Cancel THIS
First published: Watson R (20250 Cancel THIS The New Conservative 29 August
Cancel THIS is surely the book we have all been waiting for. It is hilarious – mostly – and instructive. I say ‘mostly’ because, at times, you must pinch yourself to be reminded that for over two years the citizens of the world went mad with mask mandates and one-way systems in pubs, while the ruling classes dreamed up and implemented even more mad ways to grind us down and prove to themselves that – yes – people were largely conformist. With a virtually non-existent threat to their health, the people of the world could be made to leave their jobs (some never to return to them), stay indoors, cover their faces with a useless piece of cloth, show a vaccine passport to leave and enter the country and discuss – without laughing – whether a scotch egg constituted a meal.
But not everyone, and Mike Fairclough, author of Cancel THIS was one of those who didn’t. Mike was part of the rebellion by 0.0023% of headteachers in the UK who objected to the rollout of an untested experimental genetic therapy to schoolchildren. In fact, at 0.0023%, he was the only one of 43,500 headteachers in the UK to raise any objections. He is also known for teaching schoolkids how to shoot, skin rabbits and cook over an open fire. Strangely, his CBE seems not yet to have been awarded. Of course, Fairclough is probably a far-right racist, despite being married to a South Asian lady. He plays that trump card early in the book.
The most redeeming feature of Cancel THIS is that it is short. However, its size does not mean that it is not packed with good sense and good humour. The book is described by the author as ‘part survival guide, part rebellious handbook, and a salute to the dissidents, oddballs, and anyone who’s ever been told to shut up and behave’. I am proud to be associated with his target audience and to count many dissidents and oddballs among my closest circle of friends.
In twelve concise chapters, Fairclough demolishes a series of woke myths including toxic masculinity, white privilege, climate change alarmism, trigger warnings and digital ID. Prefaced with what looks like a relevant AI generated image and caption, each chapter nails some home truths such as: ‘women love real men’; ‘gender ideology is the intellectual equivalent of licking batteries’; ‘being white doesn’t make you privileged’ and ‘people talk about Britain like it’s a malignant tumour’.
There follows a series of four or five Top Rebellion Tips which have genuine potential. They could be used by any of us to undermine the endless stream of bollocks that issues from the mouths of the perpetually offended. Thus, make ‘mate’ your pronoun, start a ‘problematic pride’ parade, eat meat and drive a car, teach your kids sarcasm (aka ‘taking the piss’) and create a ‘host a migrant’ challenge for virtue-signalling celebs.
I especially like Fairclough’s challenge to ‘turn offence into a competitive sport’ by seeing who can be most offensive in a ‘safe space’ without getting cancelled. Having worked until recently in a UK university, for the rebellious type in such corporate bodies I know there are endless opportunities.

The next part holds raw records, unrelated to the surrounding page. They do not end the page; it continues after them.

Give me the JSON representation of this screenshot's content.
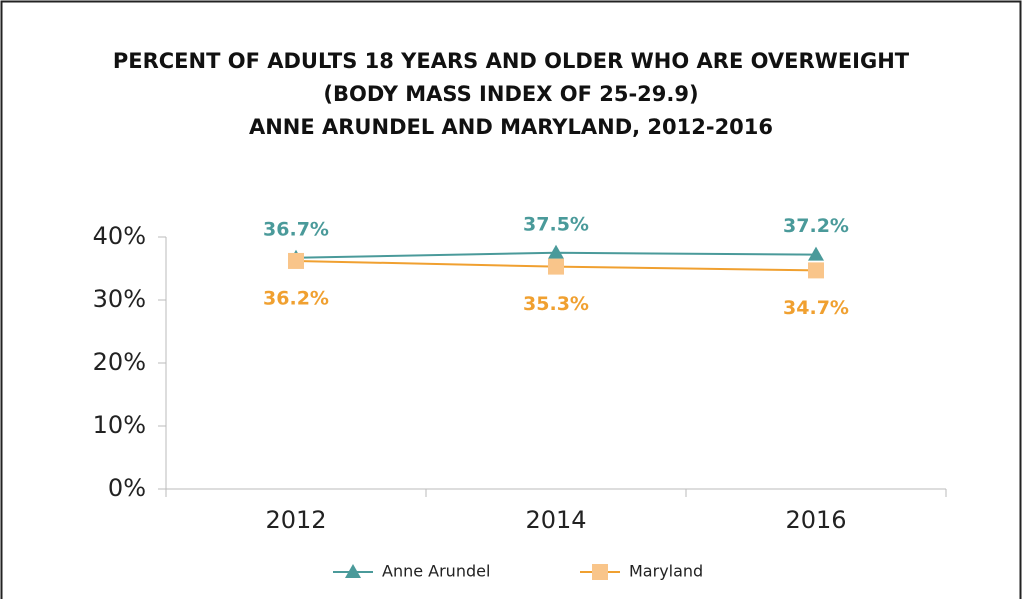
{
  "chart_data": {
    "type": "line",
    "title": [
      "PERCENT OF ADULTS 18 YEARS AND OLDER WHO ARE OVERWEIGHT",
      "(BODY MASS INDEX OF 25-29.9)",
      "ANNE ARUNDEL AND MARYLAND, 2012-2016"
    ],
    "categories": [
      "2012",
      "2014",
      "2016"
    ],
    "series": [
      {
        "name": "Anne Arundel",
        "color": "#4a9a9a",
        "marker": "triangle",
        "values": [
          36.7,
          37.5,
          37.2
        ],
        "value_labels": [
          "36.7%",
          "37.5%",
          "37.2%"
        ]
      },
      {
        "name": "Maryland",
        "color": "#f0a030",
        "marker": "square",
        "values": [
          36.2,
          35.3,
          34.7
        ],
        "value_labels": [
          "36.2%",
          "35.3%",
          "34.7%"
        ]
      }
    ],
    "ylim": [
      0,
      40
    ],
    "yticks": [
      {
        "value": 0,
        "label": "0%"
      },
      {
        "value": 10,
        "label": "10%"
      },
      {
        "value": 20,
        "label": "20%"
      },
      {
        "value": 30,
        "label": "30%"
      },
      {
        "value": 40,
        "label": "40%"
      }
    ],
    "legend": "bottom"
  }
}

While Fairclough manages to maintain his sense of humour throughout, when you reach chapter 12 on Questioning Medical Interventions, you realise that this is no joke. Fairclough made his views on the Covid-19 vaccine for children clear in The Daily Telegraph in 2021. That alone is remarkable, given The Daily Telegraph showed no guts whatsoever regarding the Covid-19 narrative and, especially, regarding Covid-19 vaccines. For his trouble he was the subject of a complaint to the Counter Extremism Division and reported to the anti-terror programme PREVENT. As Fairclough says, expressing concern about a potentially harmful medical intervention with no known effectiveness for a highly vulnerable group at no risk of contracting or suffering badly from Covid-19, you were categorised alongside ISIS.
Everyone who raised objections at that time about the Covid-19 vaccines and about puberty blockers has been vindicated, but they have received neither thanks nor recognition. And they went through Hell to get where they are now. This is the point in the book where I realised, humour aside, and with hindsight on the Covid-19 years especially, being right was not what mattered to our state, it was being aligned with whatever the latest propaganda was. This is a message that must not be forgotten and it is because of this message and the fact that our government no longer – and possibly never did – work in our best interests that books like Cancel THIS are important and necessary. Buy it, believe it and live it.